= Josiah Miller =

English Congregationalist minister and hymnologist

Josiah Miller (1832 – 1880) was an English Congregationalist minister and hymnologist.

==Life==
The son of the Rev. Edward Miller, he was born at Putney, Surrey, on 8 April 1832. At age 13 he was articled to an engineering surveyor at Westminster; but he later gave up his articles and entered Highbury College, where he studied for the independent ministry. He graduated B.A. in 1853 and M.A. in 1855 at London University.

He was appointed pastor successively at Dorchester in 1855, at Long Sutton, Lincolnshire, in 1860, and at Newark, Nottinghamshire, in 1868. He gave up this last post in order to become secretary of the British Society for the Propagation of the Gospel Among the Jews. Subsequently he succeeded the Rev. J. Robinson as secretary to the London City Mission.

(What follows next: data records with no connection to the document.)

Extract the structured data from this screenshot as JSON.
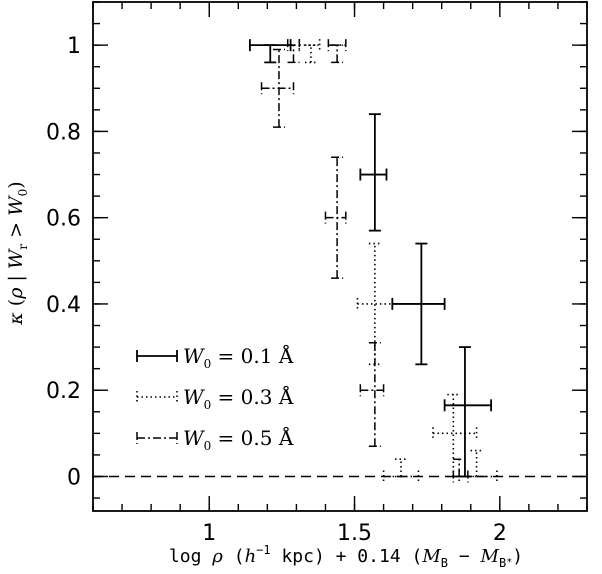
{
  "chart_data": {
    "type": "scatter",
    "x_label_parts": {
      "prefix": "log ",
      "rho": "ρ",
      "open": " (",
      "h": "h",
      "h_exp": "−1",
      "mid": " kpc) + 0.14 (",
      "m1": "M",
      "m1_sub": "B",
      "minus": " − ",
      "m2": "M",
      "m2_sub": "B",
      "m2_sup": "*",
      "close": ")"
    },
    "y_label_parts": {
      "kappa": "κ",
      "open": " (",
      "rho": "ρ",
      "bar": " | ",
      "w": "W",
      "w_sub": "r",
      "gt": " > ",
      "w0": "W",
      "w0_sub": "0",
      "close": ")"
    },
    "xlim": [
      0.6,
      2.3
    ],
    "ylim": [
      -0.08,
      1.1
    ],
    "xticks": [
      {
        "v": 1,
        "label": "1"
      },
      {
        "v": 1.5,
        "label": "1.5"
      },
      {
        "v": 2,
        "label": "2"
      }
    ],
    "yticks": [
      {
        "v": 0,
        "label": "0"
      },
      {
        "v": 0.2,
        "label": "0.2"
      },
      {
        "v": 0.4,
        "label": "0.4"
      },
      {
        "v": 0.6,
        "label": "0.6"
      },
      {
        "v": 0.8,
        "label": "0.8"
      },
      {
        "v": 1,
        "label": "1"
      }
    ],
    "minor_x_step": 0.1,
    "minor_y_step": 0.05,
    "reference_line_y": 0,
    "legend_placement": "bottom-left",
    "series": [
      {
        "name_w": "W",
        "name_sub": "0",
        "name_rest": " = 0.1  Å",
        "style": "solid",
        "points": [
          {
            "x": 1.21,
            "xl": 1.14,
            "xh": 1.28,
            "y": 1.0,
            "yl": 0.96,
            "yh": 1.0
          },
          {
            "x": 1.57,
            "xl": 1.52,
            "xh": 1.61,
            "y": 0.7,
            "yl": 0.57,
            "yh": 0.84
          },
          {
            "x": 1.73,
            "xl": 1.63,
            "xh": 1.81,
            "y": 0.4,
            "yl": 0.26,
            "yh": 0.54
          },
          {
            "x": 1.88,
            "xl": 1.81,
            "xh": 1.97,
            "y": 0.165,
            "yl": 0.0,
            "yh": 0.3
          }
        ]
      },
      {
        "name_w": "W",
        "name_sub": "0",
        "name_rest": " = 0.3  Å",
        "style": "dotted",
        "points": [
          {
            "x": 1.35,
            "xl": 1.31,
            "xh": 1.38,
            "y": 1.0,
            "yl": 0.96,
            "yh": 1.0
          },
          {
            "x": 1.57,
            "xl": 1.51,
            "xh": 1.63,
            "y": 0.4,
            "yl": 0.26,
            "yh": 0.54
          },
          {
            "x": 1.66,
            "xl": 1.6,
            "xh": 1.72,
            "y": 0.0,
            "yl": 0.0,
            "yh": 0.04
          },
          {
            "x": 1.84,
            "xl": 1.77,
            "xh": 1.92,
            "y": 0.1,
            "yl": 0.0,
            "yh": 0.19
          },
          {
            "x": 1.92,
            "xl": 1.86,
            "xh": 1.99,
            "y": 0.0,
            "yl": 0.0,
            "yh": 0.06
          }
        ]
      },
      {
        "name_w": "W",
        "name_sub": "0",
        "name_rest": " = 0.5  Å",
        "style": "dashdot",
        "points": [
          {
            "x": 1.24,
            "xl": 1.18,
            "xh": 1.29,
            "y": 0.9,
            "yl": 0.81,
            "yh": 0.99
          },
          {
            "x": 1.29,
            "xl": 1.27,
            "xh": 1.31,
            "y": 1.0,
            "yl": 0.96,
            "yh": 1.0
          },
          {
            "x": 1.44,
            "xl": 1.41,
            "xh": 1.47,
            "y": 1.0,
            "yl": 0.96,
            "yh": 1.0
          },
          {
            "x": 1.44,
            "xl": 1.4,
            "xh": 1.47,
            "y": 0.6,
            "yl": 0.46,
            "yh": 0.74
          },
          {
            "x": 1.57,
            "xl": 1.52,
            "xh": 1.6,
            "y": 0.2,
            "yl": 0.07,
            "yh": 0.31
          },
          {
            "x": 1.86,
            "xl": 1.84,
            "xh": 1.89,
            "y": 0.0,
            "yl": 0.0,
            "yh": 0.04
          }
        ]
      }
    ]
  }
}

Miller died on 22 December 1880 at his home, 77 Fortress Road, Kentish Town, London, and was buried at Abney Park Cemetery, Stoke Newington on 28 December 1880.

==Works==
His principal works are:
- ‘Our Hymns: their Authors and Origin. Being Biographical Sketches of the principal Psalm and Hymn Writers (with Notes on their Psalms and Hymns),’ London, 1866; intended to be a companion to the New Congregational Hymn Book.
- ‘Our Dispensation: or, the place we occupy in the Divine History of the World,’ London, 1868.
- ‘Singers and Songs of the Church; being Biographical Sketches of the Hymn-Writers in all the principal collections,’ 2nd edit. London, 1869.
- ‘Christianum Organum; or, the Inductive Method in Scripture and Science. With an Introduction by J. H. Gladstone,’ London, 1870.